One of the points of Borgen is that this becomes an inescapable cycle: An idealistic Prime Minister wants to keep holding onto power to advance her agenda, so she compromises somewhere else. And then somewhere else. And then somewhere else. And pretty soon, everything is compromised away, and her marriage is falling apart, and she’s a disappointment to those who once believed in her, as well as herself. Kasper spends most of the hour listening to John F. Kennedy’s inaugural address—the one you probably know better as “Ask not what your country can do for you…”—and it gives the whole episode an ironic twist. Birgitte has done everything for her country, and she’s gotten some of what she wanted here and there. But in another way, she’s lost almost everything, because she’s been chasing after something ineffable that keeps slipping through her fingers.
Stray observations:
- We’re going to be moving on to season two next week, as LinkTV does as well. And good news, if you’re a U.S. citizen: KCET’s website will have the entire first season of Borgen available for streaming starting next week, and it will stay on their site for the next two weeks. It’s a good time to get caught up!

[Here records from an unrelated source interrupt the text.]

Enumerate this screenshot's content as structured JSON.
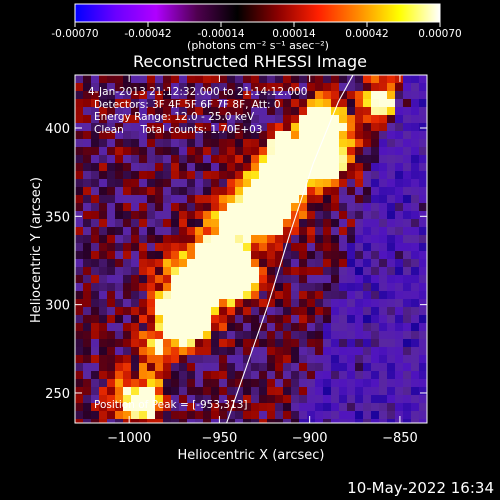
{
  "chart_data": {
    "type": "heatmap",
    "title": "Reconstructed RHESSI Image",
    "xlabel": "Heliocentric X (arcsec)",
    "ylabel": "Heliocentric Y (arcsec)",
    "xlim": [
      -1030,
      -835
    ],
    "ylim": [
      233,
      430
    ],
    "x_ticks": [
      -1000,
      -950,
      -900,
      -850
    ],
    "x_tick_labels": [
      "−1000",
      "−950",
      "−900",
      "−850"
    ],
    "y_ticks": [
      250,
      300,
      350,
      400
    ],
    "y_tick_labels": [
      "250",
      "300",
      "350",
      "400"
    ],
    "colorbar": {
      "range": [
        -0.0007,
        0.0007
      ],
      "ticks": [
        -0.0007,
        -0.00042,
        -0.00014,
        0.00014,
        0.00042,
        0.0007
      ],
      "tick_labels": [
        "-0.00070",
        "-0.00042",
        "-0.00014",
        "0.00014",
        "0.00042",
        "0.00070"
      ],
      "units_label": "(photons cm⁻² s⁻¹ asec⁻²)",
      "colors": [
        "#0000ff",
        "#6a00ff",
        "#b000ff",
        "#500050",
        "#000000",
        "#8b0000",
        "#ff2000",
        "#ff8c00",
        "#ffff00",
        "#ffffff"
      ]
    },
    "annotations": {
      "time_range": "4-Jan-2013 21:12:32.000 to 21:14:12.000",
      "detectors": "Detectors: 3F 4F 5F 6F 7F 8F, Att: 0",
      "energy": "Energy Range: 12.0 - 25.0 keV",
      "method_and_counts": "Clean     Total counts: 1.70E+03",
      "peak": "Position of Peak = [-953,313]"
    },
    "limb_curve": {
      "description": "solar limb",
      "points": [
        [
          -946,
          233
        ],
        [
          -935,
          265
        ],
        [
          -923,
          300
        ],
        [
          -911,
          340
        ],
        [
          -898,
          380
        ],
        [
          -884,
          415
        ],
        [
          -876,
          430
        ]
      ]
    },
    "peak_position": [
      -953,
      313
    ]
  },
  "footer": {
    "timestamp": "10-May-2022 16:34"
  }
}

- I liked Kasper talking Sanne (no!) through the three stage rocket that is Kennedy’s repeated use of the words “Ask not.” The rhythm, see, makes you feel something in your body. A good speech doesn’t just appeal to the head. It appeals to the gut and the heart, too. Commence feeling up and making out.
- Bent is my favorite character because he takes everything in such unflappable good spirits. Asked to resign? Sure, he’ll be sore about it, but he’s also going to spend more time with his hydrangeas. And I liked when he seemed genuinely impressed by Birgitte’s speech and she gave him a little speech about how she did what was necessary, like a villain in a James Bond movie (which, incidentally, Knudsen could knock out of the park).
- The woman Phillip is having an affair with is Sasha, who was the headhunter who got him that sweet job he had to give away. You can see why he reacted as he did.
- I do like how some of the things that have the most effect on Birgitte’s agenda and administration occur almost entirely offscreen. Apparently, his long-ago affair with Yvonne is what costs Bent his ministership, but it’s something we barely hear about, other than being told it’s a big deal once or twice.
- When Birgitte tells Laura that Phillip is out at a meeting (in the middle of the night, no less), I really wanted Laura to ask, “A sex meeting?” Unfortunately, this did not happen.